Everybody’s vote counts. There may be cases where a ballot is not counted for the voters preferred party – because the candidate made quota or dropped off the bottom – but their 4-5-6 ranking is used to express a preference as to which candidate of their non-preferred party gets elected. And so far we’ve ignored cross-party voting, which will strengthen the effect: voters are not tied to party allegiance and may vote for a popular individual despite their party.

STV also gives a much-needed voice to the majority. There is much – valid – complaint that in a ‘safe’ seat, voters for the losing parties have no say.
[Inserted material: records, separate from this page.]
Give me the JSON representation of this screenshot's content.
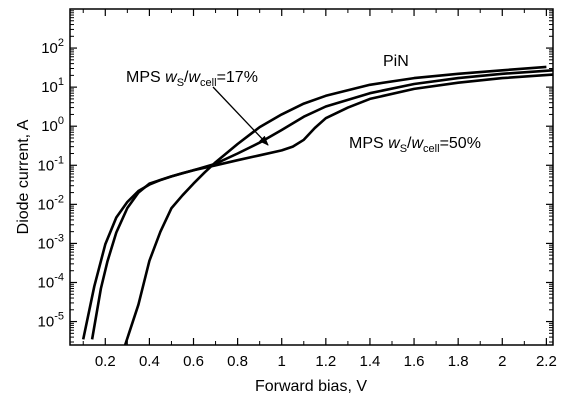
{
  "chart_data": {
    "type": "line",
    "title": "",
    "xlabel": "Forward bias, V",
    "ylabel": "Diode current, A",
    "xlim": [
      0.04,
      2.23
    ],
    "ylim_log10": [
      -5.6,
      3.0
    ],
    "yscale": "log",
    "grid": false,
    "legend": "none",
    "x_ticks": [
      {
        "value": 0.2,
        "label": "0.2"
      },
      {
        "value": 0.4,
        "label": "0.4"
      },
      {
        "value": 0.6,
        "label": "0.6"
      },
      {
        "value": 0.8,
        "label": "0.8"
      },
      {
        "value": 1.0,
        "label": "1"
      },
      {
        "value": 1.2,
        "label": "1.2"
      },
      {
        "value": 1.4,
        "label": "1.4"
      },
      {
        "value": 1.6,
        "label": "1.6"
      },
      {
        "value": 1.8,
        "label": "1.8"
      },
      {
        "value": 2.0,
        "label": "2"
      },
      {
        "value": 2.2,
        "label": "2.2"
      }
    ],
    "y_ticks": [
      {
        "exp": -5,
        "base": "10",
        "sup": "-5"
      },
      {
        "exp": -4,
        "base": "10",
        "sup": "-4"
      },
      {
        "exp": -3,
        "base": "10",
        "sup": "-3"
      },
      {
        "exp": -2,
        "base": "10",
        "sup": "-2"
      },
      {
        "exp": -1,
        "base": "10",
        "sup": "-1"
      },
      {
        "exp": 0,
        "base": "10",
        "sup": "0"
      },
      {
        "exp": 1,
        "base": "10",
        "sup": "1"
      },
      {
        "exp": 2,
        "base": "10",
        "sup": "2"
      }
    ],
    "series": [
      {
        "label_key": "pin",
        "x": [
          0.29,
          0.35,
          0.4,
          0.45,
          0.5,
          0.55,
          0.6,
          0.65,
          0.7,
          0.8,
          0.9,
          1.0,
          1.1,
          1.2,
          1.4,
          1.6,
          1.8,
          2.0,
          2.2
        ],
        "y": [
          2.5e-06,
          2.7e-05,
          0.00036,
          0.002,
          0.008,
          0.017,
          0.034,
          0.065,
          0.12,
          0.35,
          0.95,
          2.0,
          3.8,
          6.0,
          11.5,
          17.0,
          22.0,
          27.0,
          33.0
        ]
      },
      {
        "label_key": "mps17",
        "x": [
          0.14,
          0.18,
          0.21,
          0.25,
          0.3,
          0.35,
          0.4,
          0.5,
          0.6,
          0.7,
          0.8,
          0.9,
          1.0,
          1.1,
          1.2,
          1.4,
          1.6,
          1.8,
          2.0,
          2.23
        ],
        "y": [
          3.5e-06,
          7e-05,
          0.00035,
          0.0019,
          0.008,
          0.02,
          0.034,
          0.052,
          0.075,
          0.11,
          0.2,
          0.38,
          0.8,
          1.75,
          3.2,
          7.0,
          12.0,
          17.0,
          22.0,
          27.0
        ]
      },
      {
        "label_key": "mps50",
        "x": [
          0.1,
          0.15,
          0.2,
          0.25,
          0.3,
          0.35,
          0.4,
          0.45,
          0.5,
          0.55,
          0.6,
          0.7,
          0.8,
          0.9,
          1.0,
          1.05,
          1.1,
          1.15,
          1.2,
          1.3,
          1.4,
          1.6,
          1.8,
          2.0,
          2.23
        ],
        "y": [
          3.5e-06,
          8e-05,
          0.00095,
          0.0046,
          0.0115,
          0.022,
          0.032,
          0.042,
          0.052,
          0.063,
          0.075,
          0.1,
          0.135,
          0.18,
          0.24,
          0.3,
          0.45,
          0.9,
          1.6,
          3.0,
          5.0,
          9.0,
          13.0,
          17.0,
          21.0
        ]
      }
    ],
    "annotations": {
      "pin": {
        "text": "PiN"
      },
      "mps17": {
        "prefix": "MPS ",
        "w": "w",
        "sub1": "S",
        "slash": "/",
        "w2": "w",
        "sub2": "cell",
        "suffix": "=17%"
      },
      "mps50": {
        "prefix": "MPS ",
        "w": "w",
        "sub1": "S",
        "slash": "/",
        "w2": "w",
        "sub2": "cell",
        "suffix": "=50%"
      }
    }
  }
}
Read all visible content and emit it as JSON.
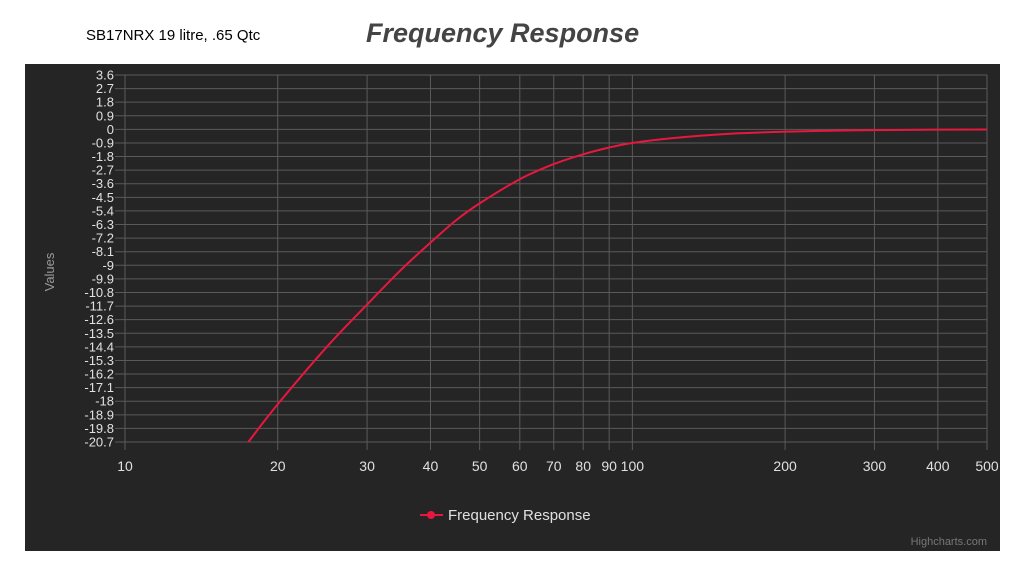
{
  "header": {
    "subtitle": "SB17NRX 19 litre, .65 Qtc",
    "title": "Frequency Response"
  },
  "credits": "Highcharts.com",
  "colors": {
    "background": "#252525",
    "grid": "#5a5a5a",
    "series": "#e8173e",
    "axis_text": "#e0e0e0",
    "axis_title": "#9a9a9a",
    "title": "#444444"
  },
  "chart_data": {
    "type": "line",
    "title": "Frequency Response",
    "subtitle": "SB17NRX 19 litre, .65 Qtc",
    "xlabel": "",
    "ylabel": "Values",
    "xscale": "log",
    "xlim": [
      10,
      500
    ],
    "ylim": [
      -20.7,
      3.6
    ],
    "grid": true,
    "legend_position": "bottom-center",
    "x_ticks": [
      10,
      20,
      30,
      40,
      50,
      60,
      70,
      80,
      90,
      100,
      200,
      300,
      400,
      500
    ],
    "y_ticks": [
      3.6,
      2.7,
      1.8,
      0.9,
      0,
      -0.9,
      -1.8,
      -2.7,
      -3.6,
      -4.5,
      -5.4,
      -6.3,
      -7.2,
      -8.1,
      -9,
      -9.9,
      -10.8,
      -11.7,
      -12.6,
      -13.5,
      -14.4,
      -15.3,
      -16.2,
      -17.1,
      -18,
      -18.9,
      -19.8,
      -20.7
    ],
    "series": [
      {
        "name": "Frequency Response",
        "x": [
          17.5,
          20,
          25,
          30,
          35,
          40,
          45,
          50,
          60,
          70,
          80,
          90,
          100,
          120,
          150,
          200,
          250,
          300,
          400,
          500
        ],
        "values": [
          -20.7,
          -18.2,
          -14.4,
          -11.6,
          -9.3,
          -7.5,
          -6.0,
          -4.9,
          -3.3,
          -2.3,
          -1.65,
          -1.2,
          -0.9,
          -0.58,
          -0.32,
          -0.15,
          -0.08,
          -0.05,
          -0.02,
          -0.01
        ]
      }
    ]
  }
}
But voters for the winning party have no say either.  The candidate is appointed by a small selection committee, or by party headquarters.  With STV it may still be effectively built-in that a party is bound to get a seat, but which of the candidates benefits from this is in the hands of the voters. Candidates – and sitting MPs – are going to realise this. They will be aware that they are answerable to the electorate rather than the party machinery. Today a Tory MP in the shires or a Labour MP in the industrial north knows that it would take major misbehaviour on their part to make voters switch party and thereby lose their seat, but with STV they will need to fear a switch in preference within the party ticket, and will treat their voters with much more respect.

This will change the dynamic of elections. Candidates will have to appeal to the electorate not just for their party but for themselves. Bright young SPADs who work the system within the party organisation to get onto the candidate list will also have to appeal to the electors if they’re going to get elected.  It’s worth noting that this dynamic is the opposite to the ‘party list’ system. You sometimes hear people object to PR because it gives control to the party rather than the voter; this applies to the list system but for STV it’s just the opposite.

Hopefully, in 100 years time “safe seats” will have gone the way of rotten boroughs and be consigned to history. STV can make that happen, giving choice to the people rather than the party machinery.